1. What is the difference between white-box and black-box red teaming for LLMs? (Answer: White-box: red teamers have access to model weights, architecture, and training details — can compute gradient-based adversarial inputs, analyse internal representations, and test specific safety mechanisms. Black-box: only API access — must probe through prompt manipulation, observing outputs. Most deployed model red teaming is black-box (models are proprietary). White-box enables much more systematic vulnerability analysis but requires model access.)
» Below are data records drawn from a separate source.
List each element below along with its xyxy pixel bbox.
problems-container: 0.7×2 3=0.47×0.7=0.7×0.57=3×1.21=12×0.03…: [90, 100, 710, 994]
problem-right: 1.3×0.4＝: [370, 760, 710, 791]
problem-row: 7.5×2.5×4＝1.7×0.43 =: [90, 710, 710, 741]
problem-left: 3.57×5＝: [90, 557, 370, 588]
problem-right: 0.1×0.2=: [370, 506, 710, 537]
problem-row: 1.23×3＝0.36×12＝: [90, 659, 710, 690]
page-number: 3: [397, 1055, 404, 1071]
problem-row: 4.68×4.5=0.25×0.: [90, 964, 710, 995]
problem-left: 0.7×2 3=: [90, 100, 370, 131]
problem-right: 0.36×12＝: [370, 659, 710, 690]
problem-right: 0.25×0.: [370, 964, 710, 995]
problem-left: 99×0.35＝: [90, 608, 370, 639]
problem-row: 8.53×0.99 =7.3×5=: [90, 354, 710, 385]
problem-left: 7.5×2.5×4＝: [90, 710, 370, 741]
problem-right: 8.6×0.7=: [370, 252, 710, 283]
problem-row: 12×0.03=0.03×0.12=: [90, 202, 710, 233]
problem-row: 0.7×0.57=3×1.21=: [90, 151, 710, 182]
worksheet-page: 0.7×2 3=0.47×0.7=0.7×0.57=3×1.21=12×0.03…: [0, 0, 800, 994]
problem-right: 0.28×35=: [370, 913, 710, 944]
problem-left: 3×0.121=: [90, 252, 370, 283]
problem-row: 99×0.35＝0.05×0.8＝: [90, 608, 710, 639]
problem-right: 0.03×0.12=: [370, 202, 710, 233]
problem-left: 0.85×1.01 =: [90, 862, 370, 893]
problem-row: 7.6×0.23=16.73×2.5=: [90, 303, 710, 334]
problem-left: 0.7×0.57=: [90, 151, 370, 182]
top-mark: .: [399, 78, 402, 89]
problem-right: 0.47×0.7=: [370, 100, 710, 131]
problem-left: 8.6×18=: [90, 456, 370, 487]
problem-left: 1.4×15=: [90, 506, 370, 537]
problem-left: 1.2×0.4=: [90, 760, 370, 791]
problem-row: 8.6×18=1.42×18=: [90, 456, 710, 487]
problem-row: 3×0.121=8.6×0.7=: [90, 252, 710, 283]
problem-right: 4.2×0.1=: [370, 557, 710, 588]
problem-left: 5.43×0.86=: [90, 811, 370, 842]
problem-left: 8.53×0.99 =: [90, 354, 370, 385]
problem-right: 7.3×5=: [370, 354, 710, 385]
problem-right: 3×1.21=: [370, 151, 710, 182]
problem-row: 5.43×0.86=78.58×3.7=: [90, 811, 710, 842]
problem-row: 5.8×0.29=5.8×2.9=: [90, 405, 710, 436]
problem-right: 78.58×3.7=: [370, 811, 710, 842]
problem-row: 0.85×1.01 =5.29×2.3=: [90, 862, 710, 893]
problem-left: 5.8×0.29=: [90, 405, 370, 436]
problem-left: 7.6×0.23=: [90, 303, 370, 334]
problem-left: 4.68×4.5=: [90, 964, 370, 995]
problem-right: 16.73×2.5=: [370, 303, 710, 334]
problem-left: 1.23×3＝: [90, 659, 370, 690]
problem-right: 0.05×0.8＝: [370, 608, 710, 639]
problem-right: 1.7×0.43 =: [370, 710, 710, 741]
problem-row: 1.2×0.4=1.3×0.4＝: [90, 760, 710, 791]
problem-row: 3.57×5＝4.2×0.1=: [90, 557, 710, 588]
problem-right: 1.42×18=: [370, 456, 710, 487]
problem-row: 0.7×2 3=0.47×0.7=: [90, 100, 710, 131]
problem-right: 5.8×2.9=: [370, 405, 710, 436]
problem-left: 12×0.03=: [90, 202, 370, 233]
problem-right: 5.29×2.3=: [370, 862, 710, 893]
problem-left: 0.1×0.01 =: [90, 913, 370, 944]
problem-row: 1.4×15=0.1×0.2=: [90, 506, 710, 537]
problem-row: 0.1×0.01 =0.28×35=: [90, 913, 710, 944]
2. What categories of harm do AI red teams typically test for? (Answer: Weapons of mass destruction assistance (bio, chem, nuclear, radiological); CSAM generation; violent extremism facilitation; cyberweapon creation; personal data extraction; identity theft facilitation; privacy violations; social engineering tools; disinformation generation at scale; self-harm facilitation; financial fraud assistance. The UK AISI red-teaming framework adds: persuasion capabilities (manipulation), and uplift (does the model provide meaningful additional capability beyond a search engine?).)
3. What is the difference between offensive jailbreaking (finding safety bypasses) and constructive red teaming? (Answer: Offensive jailbreaking: adversarially find ways to extract harmful outputs, often to embarrass the company or for personal use. Goal: demonstrate vulnerability. Constructive red teaming: systematically probe for vulnerabilities to improve safety before deployment. Goal: enumerate and fix vulnerabilities. Constructive red teams write detailed reports about successful attacks, their reliability, and recommended mitigations — not just demonstrate that an attack works.)
4. The UK AI Safety Institute required frontier model red teaming before release. What gap does this fill? (Answer: Internal red teaming has conflicts of interest (you may not want to find problems that delay release) and limited attack surface coverage (your team has the same blind spots). Third-party government red teaming by UKIASI provides independent assessment, broader attack surface coverage from diverse team backgrounds, authoritative public reporting, and accountability. It mirrors financial auditing — internal controls plus independent external verification.)
5. What is a red team 'uplift evaluation' and why is it important for frontier AI governance? (Answer: Uplift evaluation measures whether a model provides meaningful capability enhancement (uplift) to someone trying to cause harm. Not just 'can it answer harmful questions' but 'does it provide information that substantially increases a malicious actor's capability beyond what Google provides?' For bioweapons: does the model provide synthesis routes that meaningfully advance a bad actor beyond public literature? High-uplift responses are a hard safety red line. Evaluating uplift requires domain experts (biosecurity, cybersecurity, nuclear experts) on the red team.)